Abstract: The compact-open topology on the space C(X,Y) of continuous functions from X to Y is mysteriously generated by declaring that for each compact subset K of X and each open subset V of Y, the continous functions f: X->Y conducting K inside V constitute an open set. In this talk, I will explain the universal property that uniquely determines the compact-open topology, and sketch a pretty constellation of little-known but elementary facts from domain theory that dispell the mystery of the compact-open topology's definition.

### October 8, David Bruce

Title: Hex on the Beach

Abstract: The game of Hex is a two player game played on a hexagonal grid attributed in part to John Nash. (This is the game he is playing in /A Beautiful Mind./) Despite being relatively easy to pick up, and pretty hard to master, this game has surprising connections to some interesting mathematics. This talk will introduce the game of Hex, and then explore some of these connections. *As it is a lot more fun once you've actually played Hex feel free to join me at 3:00pm on the 9th floor to actually play a few games of Hex!*

### October 22, Eva Elduque

Title: The fold and one cut problem

Abstract: What shapes can we get by folding flat a piece of paper and making (only) one complete straight cut? The answer is surprising: We can cut out any shape drawn with straight line segments. In the talk, we will discuss the two methods of approaching this problem, focusing on the straight skeleton method, the most intuitive of the two.

### November 5, Megan Maguire

Title: Train tracks on surfaces

Abstract: What is a train track, mathematically speaking? Are they interesting? Why are they interesting? Come find out!

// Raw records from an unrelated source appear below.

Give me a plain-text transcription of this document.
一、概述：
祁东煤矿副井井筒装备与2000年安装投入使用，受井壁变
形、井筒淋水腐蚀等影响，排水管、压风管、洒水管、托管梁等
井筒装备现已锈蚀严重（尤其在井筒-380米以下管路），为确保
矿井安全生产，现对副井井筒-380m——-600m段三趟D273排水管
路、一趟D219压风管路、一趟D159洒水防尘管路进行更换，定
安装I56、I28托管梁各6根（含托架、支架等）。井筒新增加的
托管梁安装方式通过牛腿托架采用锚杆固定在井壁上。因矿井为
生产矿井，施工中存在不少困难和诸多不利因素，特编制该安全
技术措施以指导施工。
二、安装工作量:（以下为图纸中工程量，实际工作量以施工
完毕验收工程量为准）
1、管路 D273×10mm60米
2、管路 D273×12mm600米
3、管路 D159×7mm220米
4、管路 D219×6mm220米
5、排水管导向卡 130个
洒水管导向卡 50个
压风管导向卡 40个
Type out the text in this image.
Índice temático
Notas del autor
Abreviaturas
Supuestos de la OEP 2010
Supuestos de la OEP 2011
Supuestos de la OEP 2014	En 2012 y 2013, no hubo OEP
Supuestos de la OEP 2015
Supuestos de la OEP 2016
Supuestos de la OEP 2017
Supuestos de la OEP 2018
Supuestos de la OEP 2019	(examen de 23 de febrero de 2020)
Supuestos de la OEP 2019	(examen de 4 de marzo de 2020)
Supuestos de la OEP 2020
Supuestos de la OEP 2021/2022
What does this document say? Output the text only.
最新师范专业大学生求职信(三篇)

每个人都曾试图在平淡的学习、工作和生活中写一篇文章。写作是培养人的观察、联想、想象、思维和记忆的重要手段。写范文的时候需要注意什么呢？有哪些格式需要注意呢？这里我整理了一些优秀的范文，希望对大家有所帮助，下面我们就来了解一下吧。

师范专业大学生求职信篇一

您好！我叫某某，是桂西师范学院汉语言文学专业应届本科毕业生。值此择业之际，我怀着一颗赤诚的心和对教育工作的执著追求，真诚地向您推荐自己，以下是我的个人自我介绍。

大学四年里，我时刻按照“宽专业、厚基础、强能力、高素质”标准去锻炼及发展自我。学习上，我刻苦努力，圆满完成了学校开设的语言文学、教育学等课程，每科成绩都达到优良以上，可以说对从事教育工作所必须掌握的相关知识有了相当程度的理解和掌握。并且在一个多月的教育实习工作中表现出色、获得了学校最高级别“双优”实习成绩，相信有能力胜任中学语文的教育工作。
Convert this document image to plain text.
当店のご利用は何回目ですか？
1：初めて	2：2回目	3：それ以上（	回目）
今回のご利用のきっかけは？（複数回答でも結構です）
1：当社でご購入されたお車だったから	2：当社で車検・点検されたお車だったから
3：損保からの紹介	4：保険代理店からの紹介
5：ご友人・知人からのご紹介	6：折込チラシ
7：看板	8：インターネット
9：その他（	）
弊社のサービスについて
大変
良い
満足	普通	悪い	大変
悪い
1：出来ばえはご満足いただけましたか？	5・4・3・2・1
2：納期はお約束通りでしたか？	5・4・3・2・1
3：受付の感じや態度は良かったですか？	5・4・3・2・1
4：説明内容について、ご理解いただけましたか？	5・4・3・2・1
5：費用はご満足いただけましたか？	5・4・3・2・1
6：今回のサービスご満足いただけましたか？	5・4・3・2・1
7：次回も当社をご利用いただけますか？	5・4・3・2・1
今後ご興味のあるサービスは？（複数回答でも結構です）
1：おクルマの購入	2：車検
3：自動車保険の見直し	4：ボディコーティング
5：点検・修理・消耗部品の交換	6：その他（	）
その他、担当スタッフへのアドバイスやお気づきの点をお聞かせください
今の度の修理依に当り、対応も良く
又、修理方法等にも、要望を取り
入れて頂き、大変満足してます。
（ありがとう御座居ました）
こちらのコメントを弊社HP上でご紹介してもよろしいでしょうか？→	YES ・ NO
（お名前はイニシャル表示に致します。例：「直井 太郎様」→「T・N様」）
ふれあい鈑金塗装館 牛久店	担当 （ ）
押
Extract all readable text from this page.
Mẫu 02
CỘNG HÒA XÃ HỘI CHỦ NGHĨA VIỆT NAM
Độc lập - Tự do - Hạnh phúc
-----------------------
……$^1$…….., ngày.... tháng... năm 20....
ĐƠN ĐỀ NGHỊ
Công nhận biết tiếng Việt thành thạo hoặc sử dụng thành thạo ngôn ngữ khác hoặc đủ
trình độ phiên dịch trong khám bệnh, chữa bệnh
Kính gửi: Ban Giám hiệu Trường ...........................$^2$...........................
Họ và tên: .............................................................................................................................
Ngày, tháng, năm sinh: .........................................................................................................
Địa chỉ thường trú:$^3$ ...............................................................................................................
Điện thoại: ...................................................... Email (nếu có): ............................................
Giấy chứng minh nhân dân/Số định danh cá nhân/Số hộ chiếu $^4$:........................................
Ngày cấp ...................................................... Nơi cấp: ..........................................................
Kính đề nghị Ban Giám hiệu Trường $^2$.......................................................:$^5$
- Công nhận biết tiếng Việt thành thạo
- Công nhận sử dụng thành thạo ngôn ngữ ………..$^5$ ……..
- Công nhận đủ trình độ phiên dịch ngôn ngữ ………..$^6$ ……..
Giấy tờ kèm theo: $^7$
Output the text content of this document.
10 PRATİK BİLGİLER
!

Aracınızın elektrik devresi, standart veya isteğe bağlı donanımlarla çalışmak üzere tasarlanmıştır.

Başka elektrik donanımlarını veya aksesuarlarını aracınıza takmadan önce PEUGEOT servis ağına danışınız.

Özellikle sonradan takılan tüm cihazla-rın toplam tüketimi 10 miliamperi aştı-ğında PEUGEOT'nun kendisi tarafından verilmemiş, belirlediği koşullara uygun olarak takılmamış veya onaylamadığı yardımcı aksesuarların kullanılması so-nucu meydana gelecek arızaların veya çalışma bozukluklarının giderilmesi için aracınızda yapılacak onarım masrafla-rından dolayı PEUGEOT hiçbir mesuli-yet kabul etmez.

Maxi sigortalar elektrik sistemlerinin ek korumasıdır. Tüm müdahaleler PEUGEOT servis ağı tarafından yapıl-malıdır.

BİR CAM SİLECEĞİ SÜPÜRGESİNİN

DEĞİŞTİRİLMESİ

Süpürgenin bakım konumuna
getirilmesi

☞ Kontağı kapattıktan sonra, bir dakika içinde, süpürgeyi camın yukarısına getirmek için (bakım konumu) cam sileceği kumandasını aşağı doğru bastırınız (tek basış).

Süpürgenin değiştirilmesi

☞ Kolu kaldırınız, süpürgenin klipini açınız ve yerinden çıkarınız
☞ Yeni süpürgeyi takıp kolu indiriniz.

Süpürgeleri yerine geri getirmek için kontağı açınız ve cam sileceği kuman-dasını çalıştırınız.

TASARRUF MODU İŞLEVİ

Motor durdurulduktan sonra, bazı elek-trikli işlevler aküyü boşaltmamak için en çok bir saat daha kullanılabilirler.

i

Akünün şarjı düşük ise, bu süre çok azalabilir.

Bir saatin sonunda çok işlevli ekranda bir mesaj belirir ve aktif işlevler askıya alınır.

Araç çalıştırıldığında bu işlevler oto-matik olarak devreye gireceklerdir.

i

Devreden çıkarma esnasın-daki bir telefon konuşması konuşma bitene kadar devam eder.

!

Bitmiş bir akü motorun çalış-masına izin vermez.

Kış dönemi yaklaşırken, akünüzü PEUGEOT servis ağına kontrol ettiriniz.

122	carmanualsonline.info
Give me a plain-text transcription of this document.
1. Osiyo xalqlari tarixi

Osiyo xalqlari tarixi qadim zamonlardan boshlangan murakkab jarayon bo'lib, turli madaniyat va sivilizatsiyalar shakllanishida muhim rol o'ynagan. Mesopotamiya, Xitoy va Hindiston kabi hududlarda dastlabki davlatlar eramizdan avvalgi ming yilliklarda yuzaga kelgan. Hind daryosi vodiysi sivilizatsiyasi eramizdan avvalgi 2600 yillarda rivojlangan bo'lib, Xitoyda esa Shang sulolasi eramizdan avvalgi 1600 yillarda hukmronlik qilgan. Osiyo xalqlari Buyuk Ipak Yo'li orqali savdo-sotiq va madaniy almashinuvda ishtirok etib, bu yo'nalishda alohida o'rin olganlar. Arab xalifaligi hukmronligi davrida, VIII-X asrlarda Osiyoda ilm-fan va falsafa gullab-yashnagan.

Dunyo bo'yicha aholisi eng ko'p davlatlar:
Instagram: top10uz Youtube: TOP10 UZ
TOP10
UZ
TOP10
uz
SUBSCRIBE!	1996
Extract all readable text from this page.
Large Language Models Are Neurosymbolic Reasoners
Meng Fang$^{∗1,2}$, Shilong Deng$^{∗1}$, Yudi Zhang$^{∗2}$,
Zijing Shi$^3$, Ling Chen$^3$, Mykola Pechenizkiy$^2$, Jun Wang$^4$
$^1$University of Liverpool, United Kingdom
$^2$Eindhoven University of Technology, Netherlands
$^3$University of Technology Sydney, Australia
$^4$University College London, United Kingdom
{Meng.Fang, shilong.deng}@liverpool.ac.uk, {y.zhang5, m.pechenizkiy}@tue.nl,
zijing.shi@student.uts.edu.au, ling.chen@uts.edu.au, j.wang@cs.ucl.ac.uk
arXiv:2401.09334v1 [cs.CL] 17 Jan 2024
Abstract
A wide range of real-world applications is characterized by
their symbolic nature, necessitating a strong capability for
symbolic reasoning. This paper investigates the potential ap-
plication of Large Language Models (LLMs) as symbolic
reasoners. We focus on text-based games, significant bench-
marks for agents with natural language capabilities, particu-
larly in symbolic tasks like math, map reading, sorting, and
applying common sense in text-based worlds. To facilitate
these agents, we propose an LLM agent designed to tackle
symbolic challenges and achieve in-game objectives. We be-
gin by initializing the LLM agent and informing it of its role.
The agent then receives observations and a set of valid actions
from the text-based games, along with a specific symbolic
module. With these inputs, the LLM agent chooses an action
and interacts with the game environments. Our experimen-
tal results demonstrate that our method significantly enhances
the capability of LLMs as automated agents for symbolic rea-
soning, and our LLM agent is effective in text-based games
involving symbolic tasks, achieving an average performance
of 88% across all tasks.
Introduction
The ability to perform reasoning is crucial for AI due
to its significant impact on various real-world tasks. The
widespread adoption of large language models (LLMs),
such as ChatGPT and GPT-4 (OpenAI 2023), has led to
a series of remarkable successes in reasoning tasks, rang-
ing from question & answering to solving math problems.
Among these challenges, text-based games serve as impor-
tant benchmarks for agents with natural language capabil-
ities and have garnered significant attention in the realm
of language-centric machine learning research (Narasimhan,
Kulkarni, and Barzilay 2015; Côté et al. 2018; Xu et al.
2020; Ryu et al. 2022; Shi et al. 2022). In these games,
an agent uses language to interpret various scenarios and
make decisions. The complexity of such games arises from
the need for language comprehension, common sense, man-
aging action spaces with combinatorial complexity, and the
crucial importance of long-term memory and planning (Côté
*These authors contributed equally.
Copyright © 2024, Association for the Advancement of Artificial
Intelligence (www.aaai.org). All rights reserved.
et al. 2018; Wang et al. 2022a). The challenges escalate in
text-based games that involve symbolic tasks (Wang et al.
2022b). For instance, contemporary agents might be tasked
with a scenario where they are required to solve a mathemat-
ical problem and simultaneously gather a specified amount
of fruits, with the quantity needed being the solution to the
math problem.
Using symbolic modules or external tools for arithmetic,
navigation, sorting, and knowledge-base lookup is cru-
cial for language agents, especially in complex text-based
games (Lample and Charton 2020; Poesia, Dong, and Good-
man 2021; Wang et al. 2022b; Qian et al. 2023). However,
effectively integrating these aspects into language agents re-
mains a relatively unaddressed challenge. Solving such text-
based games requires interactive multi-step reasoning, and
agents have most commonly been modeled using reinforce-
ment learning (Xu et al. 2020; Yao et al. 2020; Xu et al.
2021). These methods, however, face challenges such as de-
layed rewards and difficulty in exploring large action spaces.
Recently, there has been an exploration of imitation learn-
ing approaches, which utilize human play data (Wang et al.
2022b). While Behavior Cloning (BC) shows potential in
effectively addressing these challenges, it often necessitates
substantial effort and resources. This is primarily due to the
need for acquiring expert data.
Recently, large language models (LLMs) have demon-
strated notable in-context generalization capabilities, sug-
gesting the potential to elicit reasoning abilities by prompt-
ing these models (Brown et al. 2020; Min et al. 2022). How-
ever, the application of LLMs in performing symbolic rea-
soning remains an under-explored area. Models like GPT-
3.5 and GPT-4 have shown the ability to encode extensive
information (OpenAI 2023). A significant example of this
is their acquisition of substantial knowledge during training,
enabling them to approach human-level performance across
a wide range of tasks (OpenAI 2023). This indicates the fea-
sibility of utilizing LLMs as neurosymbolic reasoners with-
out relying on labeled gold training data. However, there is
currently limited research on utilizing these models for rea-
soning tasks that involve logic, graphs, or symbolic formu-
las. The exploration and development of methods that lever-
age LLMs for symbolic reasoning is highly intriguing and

### November 19, Adrian Tovar-Lopez

Title: Hodgkin and Huxley equations of a single neuron

### December 3, Zachary Charles

Abstract: An addition chain is a sequence of numbers starting at one, such that every number is the sum of two previous numbers. What is the shortest chain ending at a number n? While this is already difficult, we will talk about how addition chains answer life's difficult questions, including: How do we compute 2^4? What can the Ancient Egyptians teach us about elliptic curve cryptography? What about subtraction?